Original article: cardiovascular

Sternal Preservation: A Better Way to Treat Most Sternal Wound Complications After Cardiac Surgery

E. Charles Douville, MDa,*, James W. Asaph, MDb, Ronald J. Dworkin, MDc, John R. Handy, Jr, MDa, Clifford S. Canepa, MDd, Gary L. Grunkemeier, PhDe, YingXing Wu, MDe

a Division of Cardiothoracic Surgery, The Oregon Clinic PC, Portland, Oregon, USA
b Earle A. Chiles Research Institute, Portland, Oregon, USA
c Infectious Disease Department, Providence Portland Medical Center, Portland, Oregon, USA
d Surgery Department (Plastic), Providence Portland Medical Center, Portland, Oregon, USA
e Medical Data Research Center, Providence Health System, Portland, Oregon, USA

Accepted for publication April 27, 2004.

* Address reprint requests to Dr Douville, The Oregon Clinic PC, 507 NE 47th Ave, Portland, OR, USA 97213
ecdouville{at}orclinic.com

BACKGROUND: Postcardiotomy sternal wound complications remain challenging. The prevailing approach for deep sternal wound infection of débridement and flap coverage without osseous closure makes subsequent reoperation difficult.

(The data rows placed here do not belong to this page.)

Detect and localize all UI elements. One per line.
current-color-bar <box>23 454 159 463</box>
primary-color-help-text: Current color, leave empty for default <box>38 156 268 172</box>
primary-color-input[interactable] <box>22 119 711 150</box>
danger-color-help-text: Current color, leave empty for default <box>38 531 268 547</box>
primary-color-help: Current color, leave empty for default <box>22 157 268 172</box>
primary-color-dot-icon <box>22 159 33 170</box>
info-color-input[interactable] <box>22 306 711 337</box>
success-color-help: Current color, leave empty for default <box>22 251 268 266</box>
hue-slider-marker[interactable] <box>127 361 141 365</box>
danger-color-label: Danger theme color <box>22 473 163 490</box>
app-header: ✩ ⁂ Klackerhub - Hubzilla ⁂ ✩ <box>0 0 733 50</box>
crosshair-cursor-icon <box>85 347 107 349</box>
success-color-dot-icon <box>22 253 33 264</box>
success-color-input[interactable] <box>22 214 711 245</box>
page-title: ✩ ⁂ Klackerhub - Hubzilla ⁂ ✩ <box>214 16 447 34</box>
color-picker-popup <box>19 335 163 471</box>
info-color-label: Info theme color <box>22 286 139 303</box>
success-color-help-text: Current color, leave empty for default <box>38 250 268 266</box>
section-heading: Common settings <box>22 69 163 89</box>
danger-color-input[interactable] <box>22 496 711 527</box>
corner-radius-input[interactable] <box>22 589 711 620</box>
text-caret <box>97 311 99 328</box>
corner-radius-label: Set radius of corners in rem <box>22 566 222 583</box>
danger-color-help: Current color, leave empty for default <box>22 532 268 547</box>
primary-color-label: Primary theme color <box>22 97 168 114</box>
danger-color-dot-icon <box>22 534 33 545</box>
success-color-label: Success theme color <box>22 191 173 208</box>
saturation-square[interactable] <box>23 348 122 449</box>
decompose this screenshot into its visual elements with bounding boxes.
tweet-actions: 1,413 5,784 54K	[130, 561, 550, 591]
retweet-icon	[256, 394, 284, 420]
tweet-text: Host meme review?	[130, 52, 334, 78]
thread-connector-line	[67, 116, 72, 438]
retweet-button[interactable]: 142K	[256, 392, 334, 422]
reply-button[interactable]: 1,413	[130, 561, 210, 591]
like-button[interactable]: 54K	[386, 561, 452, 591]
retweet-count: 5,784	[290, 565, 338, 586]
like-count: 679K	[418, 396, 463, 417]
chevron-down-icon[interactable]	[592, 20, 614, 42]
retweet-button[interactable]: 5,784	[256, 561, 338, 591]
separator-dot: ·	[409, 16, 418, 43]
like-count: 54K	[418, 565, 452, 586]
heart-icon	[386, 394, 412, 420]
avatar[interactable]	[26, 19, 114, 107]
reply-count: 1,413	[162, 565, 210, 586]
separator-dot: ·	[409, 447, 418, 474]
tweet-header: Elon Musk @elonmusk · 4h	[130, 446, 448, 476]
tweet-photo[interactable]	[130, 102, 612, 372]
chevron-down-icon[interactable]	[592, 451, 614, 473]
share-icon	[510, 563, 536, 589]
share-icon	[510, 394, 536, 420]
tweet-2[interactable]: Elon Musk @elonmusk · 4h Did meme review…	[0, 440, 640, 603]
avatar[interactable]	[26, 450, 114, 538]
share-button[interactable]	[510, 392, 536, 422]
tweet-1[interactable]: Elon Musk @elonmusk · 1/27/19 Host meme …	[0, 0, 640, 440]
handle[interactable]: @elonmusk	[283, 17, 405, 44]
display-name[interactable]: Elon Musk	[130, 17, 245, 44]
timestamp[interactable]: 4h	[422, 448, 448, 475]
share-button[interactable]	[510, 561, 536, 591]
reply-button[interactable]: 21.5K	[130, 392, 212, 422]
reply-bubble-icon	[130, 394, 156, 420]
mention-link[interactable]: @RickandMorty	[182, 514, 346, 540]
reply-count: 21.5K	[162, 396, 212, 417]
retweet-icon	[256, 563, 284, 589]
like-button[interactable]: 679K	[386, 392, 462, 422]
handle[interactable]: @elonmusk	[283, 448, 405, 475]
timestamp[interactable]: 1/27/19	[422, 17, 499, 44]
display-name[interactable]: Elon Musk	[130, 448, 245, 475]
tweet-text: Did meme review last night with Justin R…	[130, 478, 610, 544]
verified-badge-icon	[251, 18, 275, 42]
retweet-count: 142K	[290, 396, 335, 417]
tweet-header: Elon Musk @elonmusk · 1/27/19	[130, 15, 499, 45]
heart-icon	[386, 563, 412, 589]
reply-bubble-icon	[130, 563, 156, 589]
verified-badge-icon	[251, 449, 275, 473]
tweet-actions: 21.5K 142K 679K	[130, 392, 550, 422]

METHODS: An analysis of all patients undergoing cardiac surgery at a single institution between 1986 and 2001 was conducted. Prospective data collection and chart review were used to compare different treatment strategies for sternal complications.

RESULTS: Of 5337 patients, 122 had sternal wound complications (2.2%) comprising 15 (0.3%) uninfected dehiscences (El Oakley class 1), 45 (0.8%) superficial infections (El Oakley class 2A), and 62 (1.1%) deep sternal wound infections (El Oakley class 2B). Thirty-two patients with deep sternal infection were treated by débridement, rewiring, and delayed primary closure. There were initial treatment failures in 6 patients (18.8%) and ultimate failures in 2 patients (6.3%), both of whom died. One of these patients had previously received external beam radiation after a radical mastectomy for breast cancer. Median length of stay was 32 days and median time to wound healing was 85 days. Twenty-five patients were managed by muscle flap coverage without sternal reclosure. There were 6 initial treatment failures (24%) but no ultimate failures or deaths (p = NS). Median length of stay was 31 days and median infection time was 161 days.

CONCLUSIONS: In patients with postcardiotomy deep sternal wound infection without previous chest radiation, débridement, rewiring, and delayed skin closure is effective. It offers a shorter healing time and probably makes late cardiac reoperation safer. We propose an algorithm for the management of poststernotomy complications.